Check whether a string slice contains a certain value in Go

If you have a slice of strings in an arbitrary order, finding if a value exists in the slice requires O(n) time. This applies to all languages.

If you intend to do a search over and over again, you can use other data structures to make lookups faster. However, building these structures require at least O(n) time. So you will only get benefits if you do lookups using the data structure more than once.

For example, you could load your strings into a map. Then lookups would take O(1) time. Insertions also take O(1) time making the initial build take O(n) time:

set := make(map[string]bool)
for _, v := range list {
    set[v] = true
}

fmt.Println(set["b"])

You can also sort your string slice and then do a binary search. Binary searches occur in O(log(n)) time. Building can take O(n*log(n)) time.

sort.Strings(list)
i := sort.SearchStrings(list, "b")
fmt.Println(i < len(list) && list[i] == "b")

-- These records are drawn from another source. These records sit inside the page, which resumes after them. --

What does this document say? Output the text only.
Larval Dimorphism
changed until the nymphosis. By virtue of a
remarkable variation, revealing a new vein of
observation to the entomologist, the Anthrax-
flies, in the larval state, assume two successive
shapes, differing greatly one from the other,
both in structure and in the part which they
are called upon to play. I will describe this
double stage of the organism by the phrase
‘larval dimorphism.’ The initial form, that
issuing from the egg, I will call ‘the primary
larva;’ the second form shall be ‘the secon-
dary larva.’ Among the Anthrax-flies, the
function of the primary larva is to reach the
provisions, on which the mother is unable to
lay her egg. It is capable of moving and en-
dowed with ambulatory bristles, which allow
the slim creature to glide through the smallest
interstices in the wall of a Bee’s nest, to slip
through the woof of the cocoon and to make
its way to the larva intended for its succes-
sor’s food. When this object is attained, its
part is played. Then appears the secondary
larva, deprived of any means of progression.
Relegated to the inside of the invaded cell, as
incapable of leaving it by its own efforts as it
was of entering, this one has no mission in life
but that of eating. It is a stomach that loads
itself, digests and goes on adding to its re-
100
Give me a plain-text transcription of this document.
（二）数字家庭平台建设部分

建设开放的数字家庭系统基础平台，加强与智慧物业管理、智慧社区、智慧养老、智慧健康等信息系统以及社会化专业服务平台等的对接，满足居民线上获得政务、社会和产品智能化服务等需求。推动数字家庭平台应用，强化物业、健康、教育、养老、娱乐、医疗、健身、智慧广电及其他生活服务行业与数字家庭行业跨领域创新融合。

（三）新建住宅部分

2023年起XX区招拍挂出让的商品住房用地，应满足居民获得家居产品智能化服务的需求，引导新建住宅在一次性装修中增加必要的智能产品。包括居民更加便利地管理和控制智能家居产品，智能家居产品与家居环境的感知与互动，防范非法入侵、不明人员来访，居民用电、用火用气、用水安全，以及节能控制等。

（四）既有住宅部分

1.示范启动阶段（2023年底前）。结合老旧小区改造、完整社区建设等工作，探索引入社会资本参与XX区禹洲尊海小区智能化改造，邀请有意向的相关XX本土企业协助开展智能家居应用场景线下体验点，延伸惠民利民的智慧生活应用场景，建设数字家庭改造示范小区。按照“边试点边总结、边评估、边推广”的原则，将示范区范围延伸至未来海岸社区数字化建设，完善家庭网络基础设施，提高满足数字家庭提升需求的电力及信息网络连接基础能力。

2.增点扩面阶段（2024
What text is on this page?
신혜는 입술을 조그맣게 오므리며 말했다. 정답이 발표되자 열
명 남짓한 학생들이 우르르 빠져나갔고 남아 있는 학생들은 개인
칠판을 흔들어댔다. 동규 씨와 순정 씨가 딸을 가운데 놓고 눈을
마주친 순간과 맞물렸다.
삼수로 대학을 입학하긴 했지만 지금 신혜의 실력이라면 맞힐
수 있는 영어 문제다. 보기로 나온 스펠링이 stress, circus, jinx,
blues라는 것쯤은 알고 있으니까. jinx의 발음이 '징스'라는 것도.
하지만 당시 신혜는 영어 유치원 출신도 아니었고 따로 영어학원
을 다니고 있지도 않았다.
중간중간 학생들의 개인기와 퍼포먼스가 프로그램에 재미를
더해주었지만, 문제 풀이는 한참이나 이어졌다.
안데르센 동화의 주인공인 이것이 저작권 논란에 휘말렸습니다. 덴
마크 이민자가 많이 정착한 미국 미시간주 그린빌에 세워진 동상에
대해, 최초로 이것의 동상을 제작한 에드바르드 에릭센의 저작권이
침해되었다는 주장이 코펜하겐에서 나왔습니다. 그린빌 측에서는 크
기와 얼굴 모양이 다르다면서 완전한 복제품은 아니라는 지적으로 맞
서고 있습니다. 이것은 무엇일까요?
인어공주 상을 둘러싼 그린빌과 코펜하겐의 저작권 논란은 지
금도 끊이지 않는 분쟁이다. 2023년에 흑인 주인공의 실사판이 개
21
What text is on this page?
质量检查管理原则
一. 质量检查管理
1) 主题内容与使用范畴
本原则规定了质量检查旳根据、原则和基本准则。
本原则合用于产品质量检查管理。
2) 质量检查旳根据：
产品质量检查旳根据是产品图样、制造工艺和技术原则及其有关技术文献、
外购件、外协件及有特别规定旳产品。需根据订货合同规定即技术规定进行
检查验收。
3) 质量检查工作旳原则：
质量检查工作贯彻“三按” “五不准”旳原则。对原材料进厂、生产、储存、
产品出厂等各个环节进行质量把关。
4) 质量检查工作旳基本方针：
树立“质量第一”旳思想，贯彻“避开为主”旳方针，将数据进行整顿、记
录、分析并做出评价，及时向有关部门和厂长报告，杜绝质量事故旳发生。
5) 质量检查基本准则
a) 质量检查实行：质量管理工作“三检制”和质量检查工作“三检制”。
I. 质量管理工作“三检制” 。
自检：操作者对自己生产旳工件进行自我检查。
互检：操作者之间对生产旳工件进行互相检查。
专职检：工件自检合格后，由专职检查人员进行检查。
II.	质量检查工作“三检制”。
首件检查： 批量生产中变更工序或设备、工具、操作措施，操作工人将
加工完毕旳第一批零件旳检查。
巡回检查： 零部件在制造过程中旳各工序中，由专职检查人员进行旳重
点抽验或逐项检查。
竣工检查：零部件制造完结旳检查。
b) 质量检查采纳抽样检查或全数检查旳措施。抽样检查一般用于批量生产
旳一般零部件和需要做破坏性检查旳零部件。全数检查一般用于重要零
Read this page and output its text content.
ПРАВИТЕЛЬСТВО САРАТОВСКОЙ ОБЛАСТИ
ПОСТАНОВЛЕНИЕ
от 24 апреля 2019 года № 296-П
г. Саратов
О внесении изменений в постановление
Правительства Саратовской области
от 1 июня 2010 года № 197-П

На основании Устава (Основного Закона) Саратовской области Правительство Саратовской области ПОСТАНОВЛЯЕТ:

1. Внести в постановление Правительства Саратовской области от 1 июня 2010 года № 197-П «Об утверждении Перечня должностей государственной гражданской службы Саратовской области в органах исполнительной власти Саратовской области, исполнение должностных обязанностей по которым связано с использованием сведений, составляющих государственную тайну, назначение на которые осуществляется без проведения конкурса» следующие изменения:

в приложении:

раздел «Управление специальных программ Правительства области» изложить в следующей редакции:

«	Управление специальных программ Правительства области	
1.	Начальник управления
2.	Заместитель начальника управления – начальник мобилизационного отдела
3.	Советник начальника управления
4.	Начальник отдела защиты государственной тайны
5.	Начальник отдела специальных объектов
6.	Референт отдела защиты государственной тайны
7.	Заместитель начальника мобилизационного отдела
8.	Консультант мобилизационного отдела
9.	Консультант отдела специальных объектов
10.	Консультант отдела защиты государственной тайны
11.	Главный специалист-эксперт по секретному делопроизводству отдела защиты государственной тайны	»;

Although in theory given an infinite number of values, a map is faster, in practice it is very likely searching a sorted list will be faster. You need to benchmark it yourself.

You can use a map, and have the value e.g. a bool

m := map[string] bool {"a":true, "b":true, "x":true}
if m["a"] { // will be false if "a" is not in the map
    //it was in the map
}

There's also the sort package, so you could sort and binary search your slices

To replace sets you should use a map[string]struct{}. This is efficient and considered idiomatic, the "values" take absolutely no space.

Initialize the set:

set := make(map[string]struct{})

Put an item :

set["item"]=struct{}{}

Check whether an item is present:

_, isPresent := set["item"]

Remove an item:

delete(set, "item")